The Thompson Cooperation Principle

July 1, 2004
Much has been discussed in recent years about manufacturers creating their own rental channel and few have done it more effectively than pump manufacturer

Much has been discussed in recent years about manufacturers creating their own rental channel and few have done it more effectively than pump manufacturer Thompson Pump. But calling Thompson Pump a manufacturer that created its own rental channel is not an accurate description of what Thompson is all about.

While many rental people know Thompson as a manufacturer they see at rental shows, many don't realize that Thompson Pump was a rental company before it was a manufacturer, and rental services account for about 80 percent of its revenues. Founder George Thompson was a kind of tinkerer and inventor, who himself performed pump services while working on developing his own pumps. But Thompson's approach to manufacturing was not that of somebody developing or fabricating a product and then trying to market it. Thompson began manufacturing because he couldn't find the right pumps on the market for the applications he wanted to perform, and as he got into rentals, he wasn't happy with the products that were available and decided to make his own. Thompson Pump has since become known as a high-quality manufacturer of highly specialized pumps, but it essentially started out as a rental company and continues to be one first and foremost.

Thompson's presence in the rental market has spread across the country. While it sells a lot of product to United Rentals, Cat Rental Stores as well as smaller rental companies, Thompson has found the rental/manufacturing formula that works. Thompson isn't trying to compete with those rental companies, in fact it tries to avoid it. The typical United Rentals or Cat Rental Store customer is a contractor that specializes in some aspect of construction but needs to do some pumping as part of a job, whereas the typical Thompson customer is a dewatering or wellpoint contractor that specializes in that area.
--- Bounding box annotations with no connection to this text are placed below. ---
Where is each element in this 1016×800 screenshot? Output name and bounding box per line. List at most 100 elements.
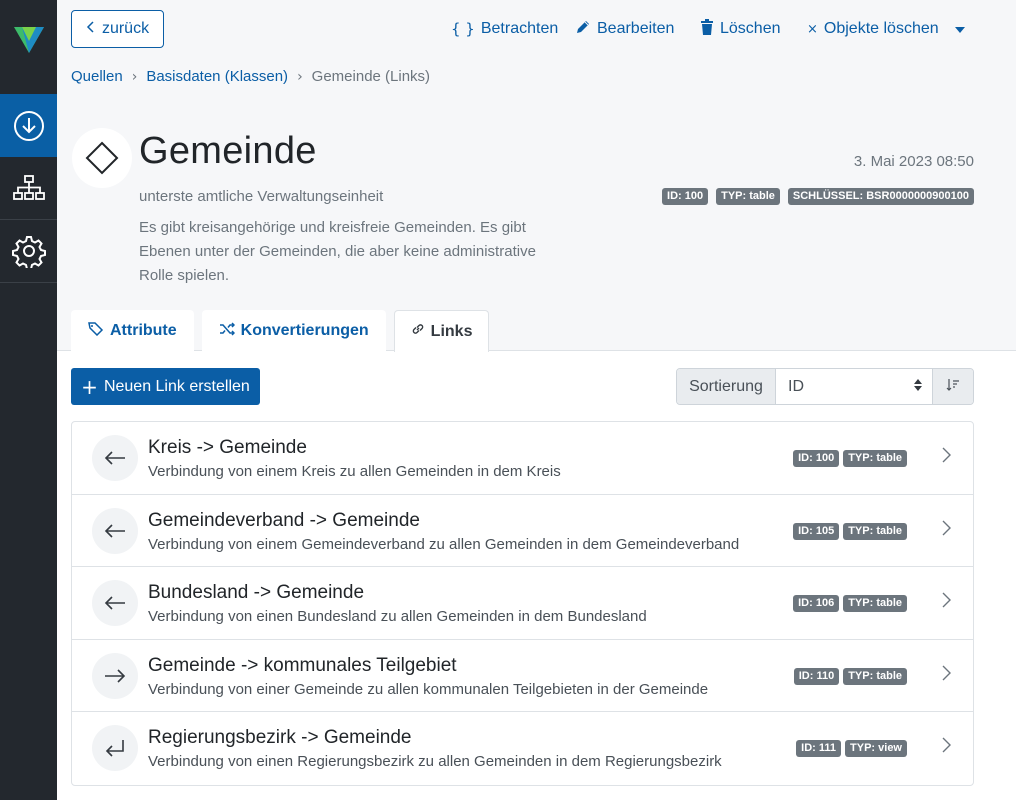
- link-badges: ID: 110 TYP: table: [793, 667, 907, 685]
- breadcrumb-item-basisdaten[interactable]: Basisdaten (Klassen): [146, 68, 288, 85]
- arrow-left-icon: [92, 580, 138, 626]
- back-button-label: zurück: [101, 20, 150, 37]
- chevron-left-icon: [86, 20, 94, 38]
- back-button[interactable]: zurück: [71, 10, 164, 48]
- type-badge: TYP: table: [843, 450, 907, 467]
- type-badge: TYP: table: [716, 188, 780, 205]
- timestamp: 3. Mai 2023 08:50: [853, 153, 974, 170]
- breadcrumb: Quellen › Basisdaten (Klassen) › Gemeind…: [71, 68, 430, 85]
- link-badges: ID: 100 TYP: table: [793, 450, 907, 467]
- chevron-right-icon: [941, 447, 951, 468]
- link-description: Verbindung von einen Bundesland zu allen…: [148, 608, 647, 625]
- hierarchy-icon: [12, 175, 45, 200]
- link-title: Bundesland -> Gemeinde: [148, 582, 365, 603]
- pencil-icon: [575, 19, 591, 40]
- caret-down-icon: [955, 20, 965, 38]
- entity-avatar: [72, 128, 132, 188]
- sort-caret-icon: [914, 378, 922, 396]
- delete-button[interactable]: Löschen: [700, 18, 781, 40]
- gear-icon: [11, 236, 46, 268]
- id-badge: ID: 110: [793, 667, 840, 685]
- link-badges: ID: 105 TYP: table: [793, 522, 907, 540]
- sort-select-value: ID: [788, 377, 804, 395]
- tab-label: Attribute: [110, 322, 177, 339]
- chevron-right-icon: ›: [131, 68, 138, 85]
- close-icon: ×: [807, 21, 818, 37]
- link-title: Gemeinde -> kommunales Teilgebiet: [148, 654, 457, 676]
- tab-label: Konvertierungen: [240, 322, 369, 339]
- id-badge: ID: 100: [662, 188, 709, 205]
- id-badge: ID: 111: [796, 740, 842, 757]
- chevron-right-icon: [941, 737, 951, 758]
- braces-icon: { }: [451, 20, 475, 38]
- new-link-button[interactable]: + Neuen Link erstellen: [71, 368, 260, 405]
- sort-label: Sortierung: [677, 369, 776, 404]
- links-list: Kreis -> Gemeinde Verbindung von einem K…: [71, 421, 974, 786]
- diamond-icon: [85, 141, 119, 175]
- download-icon: [13, 110, 44, 141]
- tab-attribute[interactable]: Attribute: [71, 310, 194, 351]
- breadcrumb-item-current: Gemeinde (Links): [311, 68, 431, 85]
- type-badge: TYP: table: [843, 522, 907, 540]
- id-badge: ID: 106: [793, 595, 840, 612]
- link-description: Verbindung von einem Kreis zu allen Geme…: [148, 463, 561, 480]
- id-badge: ID: 100: [793, 450, 840, 467]
- header-badges: ID: 100 TYP: table SCHLÜSSEL: BSR0000000…: [662, 188, 974, 205]
- view-button-label: Betrachten: [480, 20, 559, 37]
- sort-select[interactable]: ID: [776, 369, 933, 404]
- key-badge: SCHLÜSSEL: BSR0000000900100: [787, 188, 974, 205]
- tab-konvertierungen[interactable]: Konvertierungen: [201, 310, 386, 351]
- list-item[interactable]: Regierungsbezirk -> Gemeinde Verbindung …: [72, 712, 973, 785]
- more-actions-dropdown[interactable]: [955, 18, 965, 40]
- list-item[interactable]: Kreis -> Gemeinde Verbindung von einem K…: [72, 422, 973, 495]
- chevron-right-icon: [941, 592, 951, 613]
- sidebar-item-hierarchy[interactable]: [0, 157, 57, 220]
- shuffle-icon: [219, 321, 235, 341]
- link-description: Verbindung von einen Regierungsbezirk zu…: [148, 753, 722, 770]
- plus-icon: +: [81, 374, 98, 399]
- edit-button[interactable]: Bearbeiten: [575, 18, 674, 40]
- arrow-left-icon: [92, 507, 138, 554]
- list-item[interactable]: Gemeinde -> kommunales Teilgebiet Verbin…: [72, 640, 973, 712]
- tab-links[interactable]: Links: [393, 310, 490, 352]
- tab-label: Links: [430, 322, 473, 340]
- link-title: Gemeindeverband -> Gemeinde: [148, 509, 420, 531]
- edit-button-label: Bearbeiten: [597, 20, 675, 37]
- link-icon: [411, 322, 425, 341]
- trash-icon: [700, 18, 714, 40]
- list-item[interactable]: Gemeindeverband -> Gemeinde Verbindung v…: [72, 495, 973, 567]
- return-arrow-icon: [92, 725, 138, 771]
- link-badges: ID: 111 TYP: view: [796, 740, 907, 757]
- sidebar-item-settings[interactable]: [0, 220, 57, 283]
- link-title: Regierungsbezirk -> Gemeinde: [148, 727, 412, 748]
- page-header: zurück { } Betrachten Bearbeiten Löschen…: [57, 0, 1016, 352]
- list-item[interactable]: Bundesland -> Gemeinde Verbindung von ei…: [72, 567, 973, 640]
- page-subtitle: unterste amtliche Verwaltungseinheit: [139, 188, 384, 205]
- breadcrumb-item-quellen[interactable]: Quellen: [71, 68, 123, 85]
- page-title: Gemeinde: [139, 130, 317, 172]
- type-badge: TYP: table: [843, 595, 907, 612]
- sort-direction-button[interactable]: [933, 369, 973, 404]
- chevron-right-icon: [941, 520, 951, 541]
- page-description: Es gibt kreisangehörige und kreisfreie G…: [139, 219, 536, 284]
- chevron-right-icon: [941, 665, 951, 686]
- type-badge: TYP: table: [843, 667, 907, 685]
- link-title: Kreis -> Gemeinde: [148, 437, 307, 458]
- tags-icon: [88, 321, 104, 341]
- id-badge: ID: 105: [793, 522, 840, 540]
- sort-descending-icon: [946, 378, 960, 395]
- sidebar-item-download[interactable]: [0, 94, 57, 157]
- link-description: Verbindung von einer Gemeinde zu allen k…: [148, 680, 709, 698]
- arrow-left-icon: [92, 435, 138, 481]
- delete-button-label: Löschen: [720, 20, 781, 37]
- brand-logo[interactable]: [0, 0, 57, 80]
- link-description: Verbindung von einem Gemeindeverband zu …: [148, 535, 740, 553]
- sort-control: Sortierung ID: [676, 368, 974, 405]
- chevron-right-icon: ›: [297, 68, 303, 85]
- link-badges: ID: 106 TYP: table: [793, 595, 907, 612]
- delete-objects-button[interactable]: × Objekte löschen: [807, 18, 939, 40]
- sidebar: [0, 0, 57, 800]
- arrow-right-icon: [92, 652, 138, 699]
- view-button[interactable]: { } Betrachten: [451, 18, 558, 40]
- new-link-button-label: Neuen Link erstellen: [103, 377, 250, 395]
Thompson often re-rents to rental companies, offering the kind of pump expertise that general rental specialists wouldn't have, or works with them on a shared rental basis.

While researching this month's cover story on Thompson Pump, I had the opportunity to interview its CEO Bill Thompson. During our conversation, Thompson emphasized strongly the growing importance of rental in North America and globally. Thompson, who grew up in the pump business and worked closely with many rental companies as a supplier and partner on projects, reflects his company's profound commitment to the rental concept, which he sees as growing. He maintains contacts with many contractors and finds that the numbers embracing rental are on the rise. As he says, contractors think about tax laws, depreciation concerns and future utilization forecasts, and when they weigh those issues along with their ability to properly maintain and support the equipment, the overwhelming evidence supports the growth of rental.
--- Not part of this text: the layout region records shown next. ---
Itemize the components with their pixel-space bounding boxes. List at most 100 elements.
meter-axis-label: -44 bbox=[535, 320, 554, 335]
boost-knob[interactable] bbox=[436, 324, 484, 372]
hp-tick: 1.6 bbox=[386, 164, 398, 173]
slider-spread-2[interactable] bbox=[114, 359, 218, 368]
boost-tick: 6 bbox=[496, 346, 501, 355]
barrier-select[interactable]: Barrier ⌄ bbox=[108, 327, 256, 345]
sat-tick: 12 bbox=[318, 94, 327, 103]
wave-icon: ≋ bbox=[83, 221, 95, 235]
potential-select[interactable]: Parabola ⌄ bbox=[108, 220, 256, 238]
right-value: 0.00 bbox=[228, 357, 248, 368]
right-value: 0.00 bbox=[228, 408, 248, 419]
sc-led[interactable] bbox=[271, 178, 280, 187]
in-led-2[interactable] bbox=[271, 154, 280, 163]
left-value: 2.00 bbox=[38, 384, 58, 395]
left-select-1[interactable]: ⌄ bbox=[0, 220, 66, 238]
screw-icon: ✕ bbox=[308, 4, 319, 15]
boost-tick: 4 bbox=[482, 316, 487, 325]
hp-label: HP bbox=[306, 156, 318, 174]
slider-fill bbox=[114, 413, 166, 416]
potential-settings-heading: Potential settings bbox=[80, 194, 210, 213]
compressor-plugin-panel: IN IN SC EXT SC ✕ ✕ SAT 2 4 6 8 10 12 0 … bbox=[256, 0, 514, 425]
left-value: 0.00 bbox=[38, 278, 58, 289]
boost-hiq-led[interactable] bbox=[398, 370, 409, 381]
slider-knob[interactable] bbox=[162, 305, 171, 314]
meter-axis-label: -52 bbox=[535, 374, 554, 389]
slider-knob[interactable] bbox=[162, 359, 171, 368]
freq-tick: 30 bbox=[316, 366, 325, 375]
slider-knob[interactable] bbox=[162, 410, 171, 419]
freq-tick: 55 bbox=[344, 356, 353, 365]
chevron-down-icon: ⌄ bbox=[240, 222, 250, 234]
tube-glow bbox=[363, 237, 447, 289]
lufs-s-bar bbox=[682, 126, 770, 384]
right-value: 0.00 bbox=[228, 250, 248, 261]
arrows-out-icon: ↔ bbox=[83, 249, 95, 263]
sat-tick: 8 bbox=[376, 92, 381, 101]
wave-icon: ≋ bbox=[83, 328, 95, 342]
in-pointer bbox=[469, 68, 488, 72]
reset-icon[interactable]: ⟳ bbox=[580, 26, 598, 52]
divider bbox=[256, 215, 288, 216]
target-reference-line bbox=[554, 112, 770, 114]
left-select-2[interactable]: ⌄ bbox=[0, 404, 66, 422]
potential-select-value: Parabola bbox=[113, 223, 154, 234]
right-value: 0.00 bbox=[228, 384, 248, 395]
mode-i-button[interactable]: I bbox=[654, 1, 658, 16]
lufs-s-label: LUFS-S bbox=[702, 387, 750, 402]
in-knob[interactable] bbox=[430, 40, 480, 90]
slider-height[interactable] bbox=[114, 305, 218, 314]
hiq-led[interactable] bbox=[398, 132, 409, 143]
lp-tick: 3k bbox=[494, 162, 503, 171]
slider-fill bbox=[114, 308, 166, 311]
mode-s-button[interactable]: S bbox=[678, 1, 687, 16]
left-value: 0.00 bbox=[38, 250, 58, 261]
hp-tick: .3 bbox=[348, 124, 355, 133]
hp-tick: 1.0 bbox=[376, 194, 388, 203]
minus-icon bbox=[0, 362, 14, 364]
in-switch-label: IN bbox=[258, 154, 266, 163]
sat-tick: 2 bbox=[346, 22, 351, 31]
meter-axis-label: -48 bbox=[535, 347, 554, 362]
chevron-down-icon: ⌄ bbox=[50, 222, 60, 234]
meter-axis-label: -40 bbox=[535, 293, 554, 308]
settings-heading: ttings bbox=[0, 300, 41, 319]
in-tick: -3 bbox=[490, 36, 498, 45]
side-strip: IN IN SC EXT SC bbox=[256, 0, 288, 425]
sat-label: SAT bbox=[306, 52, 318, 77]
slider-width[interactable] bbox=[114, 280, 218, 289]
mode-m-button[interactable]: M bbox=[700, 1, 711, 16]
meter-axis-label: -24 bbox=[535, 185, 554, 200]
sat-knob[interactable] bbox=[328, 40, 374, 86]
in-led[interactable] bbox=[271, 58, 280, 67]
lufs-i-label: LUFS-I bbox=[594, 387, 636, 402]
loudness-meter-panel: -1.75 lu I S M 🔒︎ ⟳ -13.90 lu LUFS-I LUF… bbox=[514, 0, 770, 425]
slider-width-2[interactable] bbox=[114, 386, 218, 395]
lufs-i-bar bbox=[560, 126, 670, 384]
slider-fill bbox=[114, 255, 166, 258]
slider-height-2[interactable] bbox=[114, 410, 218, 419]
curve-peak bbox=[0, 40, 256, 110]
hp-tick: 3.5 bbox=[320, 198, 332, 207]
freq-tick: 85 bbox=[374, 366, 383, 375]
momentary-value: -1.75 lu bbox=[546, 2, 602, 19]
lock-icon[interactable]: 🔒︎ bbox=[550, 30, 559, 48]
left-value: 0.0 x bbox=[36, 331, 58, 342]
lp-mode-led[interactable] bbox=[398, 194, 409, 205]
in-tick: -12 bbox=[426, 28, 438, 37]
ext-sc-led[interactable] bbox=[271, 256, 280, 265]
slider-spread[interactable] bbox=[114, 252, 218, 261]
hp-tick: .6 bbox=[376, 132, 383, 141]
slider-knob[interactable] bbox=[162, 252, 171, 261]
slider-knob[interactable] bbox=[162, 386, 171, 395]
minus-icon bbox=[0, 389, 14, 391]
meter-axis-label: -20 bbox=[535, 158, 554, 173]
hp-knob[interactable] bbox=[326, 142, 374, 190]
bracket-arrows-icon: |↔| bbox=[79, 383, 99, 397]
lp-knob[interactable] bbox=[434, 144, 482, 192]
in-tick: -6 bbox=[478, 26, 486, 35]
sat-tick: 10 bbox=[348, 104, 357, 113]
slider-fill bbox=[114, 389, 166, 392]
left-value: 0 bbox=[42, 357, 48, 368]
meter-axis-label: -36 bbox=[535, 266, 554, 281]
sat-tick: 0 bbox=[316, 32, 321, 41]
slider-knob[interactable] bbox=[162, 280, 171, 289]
Thompson — who along with his father George, and his late brother George Jr., grew the company with the philosophy of cooperation with rental companies rather than competition against them — has been observing rental companies for decades and has some definite views of what makes this industry successful. Also viewing rental companies from the point of view of a manufacturer, Thompson says he would like to see rental companies make strong commitments to service, maintenance, support and spare parts availability, and is concerned that not enough are willing to make the commitment required to offer those services and guarantee quality. He also urges rental companies to take advantage of the training that manufacturers offer. He has seen, and other manufacturers have spoken of the same problem, rental companies saying they want the training, but when it is offered, they find themselves too busy to accept it. It is hard to spare personnel when business is hot, but in the long run that training will serve rental companies very well and will make up for any lost time during busy weeks.

As for Bill Thompson's positive thoughts on the potential for future growth of rental, I couldn't agree more. But I also believe that that growth can only go hand in hand with the quality of the service rental companies offer. Every time a rental company offers quality service, with equipment that is well-maintained and the knowledge and expertise to help customers solve problems, the potential for the whole industry increases. But when shoddy indifferent service and equipment are offered, the opposite occurs. And that choice is made by every rental center on a daily basis.